Lavery, in comparison, is being portrayed as a bruiser and a pit fighter, an individual willing and able to engage in the dirty fights with both Boris Johnson and Labour centrists that lay ahead.
Speaking to The Mirror on New Year’s Eve, Lavery seemingly made his unofficial pitch for a leadership run, stating that he supported Labour’s socialist manifesto and opposes a return to the centre.
“For some, that would be a neat conclusion allowing them to return to a bland centrism of 2015. But it isn’t true. Labour lost because of our Brexit position, infighting, a collapse of industry in our communities and a lack of trust in our ability to deliver.”Ian Lavery, The Mirror
The Sun and Blairite centrists have already turned their eyes toward Lavery as the Wansbeck MP emerges as a legitimate threat from the socialist left for the leadership and to their own anointed successor Sir Keir Starmer.
Neil Coyle, who has spent the best part of the past four years publicly undermining Jeremy Corbyn, has decided to get his guns on the table early, claiming that Lavery should be resigning, not standing for the leadership.

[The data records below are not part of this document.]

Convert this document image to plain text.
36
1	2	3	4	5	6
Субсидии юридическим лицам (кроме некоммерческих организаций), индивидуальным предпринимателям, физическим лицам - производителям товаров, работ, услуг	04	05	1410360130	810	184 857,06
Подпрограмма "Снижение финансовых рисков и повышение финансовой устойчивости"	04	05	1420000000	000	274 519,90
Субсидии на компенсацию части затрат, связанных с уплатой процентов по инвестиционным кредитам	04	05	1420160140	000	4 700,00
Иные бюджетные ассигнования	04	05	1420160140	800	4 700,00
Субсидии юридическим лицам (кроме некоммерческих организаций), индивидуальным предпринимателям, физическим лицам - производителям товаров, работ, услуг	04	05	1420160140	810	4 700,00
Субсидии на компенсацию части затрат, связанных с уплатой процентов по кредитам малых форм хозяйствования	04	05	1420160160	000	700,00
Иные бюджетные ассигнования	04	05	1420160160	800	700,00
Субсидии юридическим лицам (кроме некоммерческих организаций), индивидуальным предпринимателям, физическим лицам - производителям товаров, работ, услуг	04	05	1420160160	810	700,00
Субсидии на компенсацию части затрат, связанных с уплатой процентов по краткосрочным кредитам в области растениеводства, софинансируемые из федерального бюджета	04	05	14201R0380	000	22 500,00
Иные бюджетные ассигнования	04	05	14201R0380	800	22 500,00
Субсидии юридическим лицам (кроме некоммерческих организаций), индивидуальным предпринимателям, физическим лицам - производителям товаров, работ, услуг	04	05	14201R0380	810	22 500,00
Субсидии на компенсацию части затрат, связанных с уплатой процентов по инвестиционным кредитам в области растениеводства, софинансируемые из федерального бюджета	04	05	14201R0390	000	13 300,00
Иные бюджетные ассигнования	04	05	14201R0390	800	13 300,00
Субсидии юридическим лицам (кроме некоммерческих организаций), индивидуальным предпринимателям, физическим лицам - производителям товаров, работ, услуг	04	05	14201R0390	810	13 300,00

“Lavery should be resigning as chair, not thinking of a bigger role having reduced Labour representation to its lowest levels for a century.”Neil Coyle, Faux Labour MP
Toby Perkins, the MP for Chesterfield, seems to believe that the Lavery bid is not serious and a back door to presenting Rebecca Long Bailey as a more moderate left-wing candidate.
“Don’t be fooled by this. It’s purely an attempt to convince us all that RLB is not a far left choice. He won’t really stand, she will.”Toby Perkins, Faux Labour MP
However, Perkins isn’t known for his political insight, having once backed David Miliband for the leadership and later the hilariously inept campaign of Owen Smith. If that wasn’t enough to render his opinion on the future direction of the Labour Party moot, Perkins is both a member of Labour Friends of Israel and backs the Saudi Arabian genocide in Yemen.
While those that engineered the 2019 defeat such as Coyle and Perkins believe that they have some innate right to behave as wreckers for years and then claim a high ground, the truth is that they remain inherently unrepresentative of the views of the grassroots and out of touch with the direction and will of the party at large.
The left is behind Ian Lavery, not as a stooge candidate for Rebecca Long Bailey, but as a serious candidate for the leadership.